O ruído de alguém caminhando soa, fazendo-o virar de relance.

— Pare de perder tempo e vamos de uma vez — diz o homem que acaba de chegar, alguém com feições e musculatura semelhantes a do rapaz. — O torneio será amanhã, tenha algum foco.

—  Hã? Velhote, você acha que um torneio num fim de mundo desse será interessante?

— Nenhuma competição com um vencedor óbvio tem graça, Traçal. Mas… vai que você tá em má forma ou algo assim, hahaha! Bem, se quiser marcar o mundo com uma impressão forte o suficiente para finalmente sair da minha sombra, não perca essa oportunidade dada por Holliver. Mostre tudo o que pode fazer; destroce os adversários, não deixe nenhum fugir por desistência.

— Hahahaha! Óbvio que o farei!

Os dois andam na direção da saída do beco. Um dos que apanharam por ali ainda está acordado, mexendo a mão com dificuldade, colocando-a no bolso, de onde retira uma pistola. Ele a aponta na direção do rapaz, tentando estabilizar a mira o quanto pode apesar da tremedeira.

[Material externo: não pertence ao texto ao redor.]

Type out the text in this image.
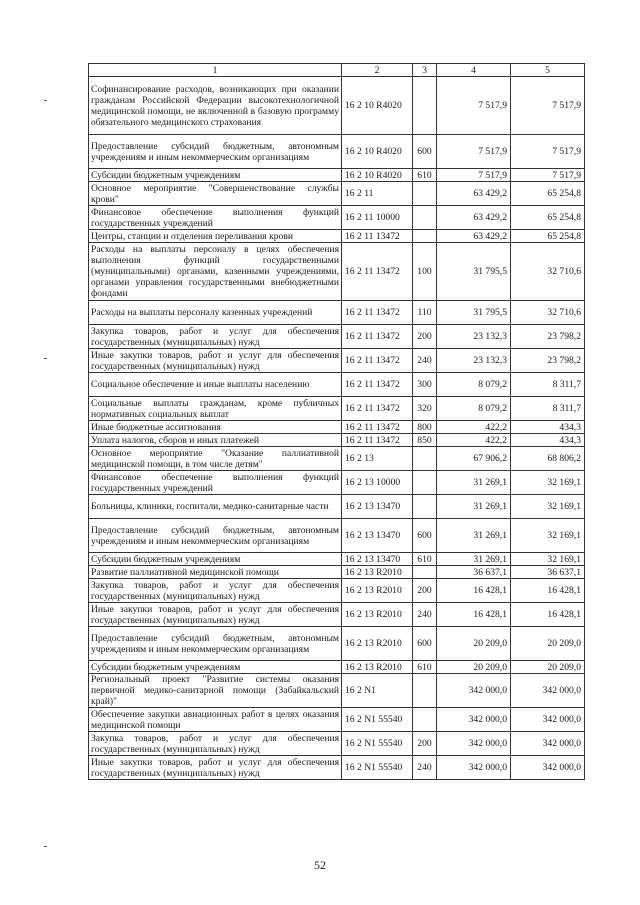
1	2	3	4	5
Софинансирование расходов, возникающих при оказании гражданам Российской Федерации высокотехнологичной медицинской помощи, не включенной в базовую программу обязательного медицинского страхования	16 2 10 R4020		7 517,9	7 517,9
Предоставление субсидий бюджетным, автономным учреждениям и иным некоммерческим организациям	16 2 10 R4020	600	7 517,9	7 517,9
Субсидии бюджетным учреждениям	16 2 10 R4020	610	7 517,9	7 517,9
Основное мероприятие "Совершенствование службы крови"	16 2 11		63 429,2	65 254,8
Финансовое обеспечение выполнения функций государственных учреждений	16 2 11 10000		63 429,2	65 254,8
Центры, станции и отделения переливания крови	16 2 11 13472		63 429,2	65 254,8
Расходы на выплаты персоналу в целях обеспечения выполнения функций государственными (муниципальными) органами, казенными учреждениями, органами управления государственными внебюджетными фондами	16 2 11 13472	100	31 795,5	32 710,6
Расходы на выплаты персоналу казенных учреждений	16 2 11 13472	110	31 795,5	32 710,6
Закупка товаров, работ и услуг для обеспечения государственных (муниципальных) нужд	16 2 11 13472	200	23 132,3	23 798,2
Иные закупки товаров, работ и услуг для обеспечения государственных (муниципальных) нужд	16 2 11 13472	240	23 132,3	23 798,2
Социальное обеспечение и иные выплаты населению	16 2 11 13472	300	8 079,2	8 311,7
Социальные выплаты гражданам, кроме публичных нормативных социальных выплат	16 2 11 13472	320	8 079,2	8 311,7
Иные бюджетные ассигнования	16 2 11 13472	800	422,2	434,3
Уплата налогов, сборов и иных платежей	16 2 11 13472	850	422,2	434,3
Основное мероприятие "Оказание паллиативной медицинской помощи, в том числе детям"	16 2 13		67 906,2	68 806,2
Финансовое обеспечение выполнения функций государственных учреждений	16 2 13 10000		31 269,1	32 169,1
Больницы, клиники, госпитали, медико-санитарные части	16 2 13 13470		31 269,1	32 169,1
Предоставление субсидий бюджетным, автономным учреждениям и иным некоммерческим организациям	16 2 13 13470	600	31 269,1	32 169,1
Субсидии бюджетным учреждениям	16 2 13 13470	610	31 269,1	32 169,1
Развитие паллиативной медицинской помощи	16 2 13 R2010		36 637,1	36 637,1
Закупка товаров, работ и услуг для обеспечения государственных (муниципальных) нужд	16 2 13 R2010	200	16 428,1	16 428,1
Иные закупки товаров, работ и услуг для обеспечения государственных (муниципальных) нужд	16 2 13 R2010	240	16 428,1	16 428,1
Предоставление субсидий бюджетным, автономным учреждениям и иным некоммерческим организациям	16 2 13 R2010	600	20 209,0	20 209,0
Субсидии бюджетным учреждениям	16 2 13 R2010	610	20 209,0	20 209,0
Региональный проект "Развитие системы оказания первичной медико-санитарной помощи (Забайкальский край)"	16 2 N1		342 000,0	342 000,0
Обеспечение закупки авиационных работ в целях оказания медицинской помощи	16 2 N1 55540		342 000,0	342 000,0
Закупка товаров, работ и услуг для обеспечения государственных (муниципальных) нужд	16 2 N1 55540	200	342 000,0	342 000,0
Иные закупки товаров, работ и услуг для обеспечения государственных (муниципальных) нужд	16 2 N1 55540	240	342 000,0	342 000,0
52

Um clique soa no pressionar do gatilho, chegando imediatamente aos ouvidos da dupla, sucedendo da explosão que libera a bala; Traçal vira de uma vez, desviando a bala ao levantar um braço, fazendo o projétil ir quebrar um tijolo do muro ao lado. 

O assaltante fica pasmo, abrindo a boca e os olhos o máximo que pode. Gritos femininos podem ser ouvidos da rua afora, uma demonstração do quanto os pedestres se assustaram com o barulho.

— Ah… E não é que um de vocês tinha colhões para atirar? — O rapaz se aproxima dele com passos lentos, seu sorriso fica mais largo, amassando as bochechas com as curvas de uma meia-lua. — Mas veja, você fez uma bagunça e me gerou problemas… Sabe o que isso significa?

Ele se agacha, aproximando a palma ao rosto do homem.

— N-não… Por favor… não… 

— Vai ser rápido, afinal não tenho muito tempo. — Com a expansão da palma sobre a vista do arruaceiro, tudo fica preto. — Até mais, retardado!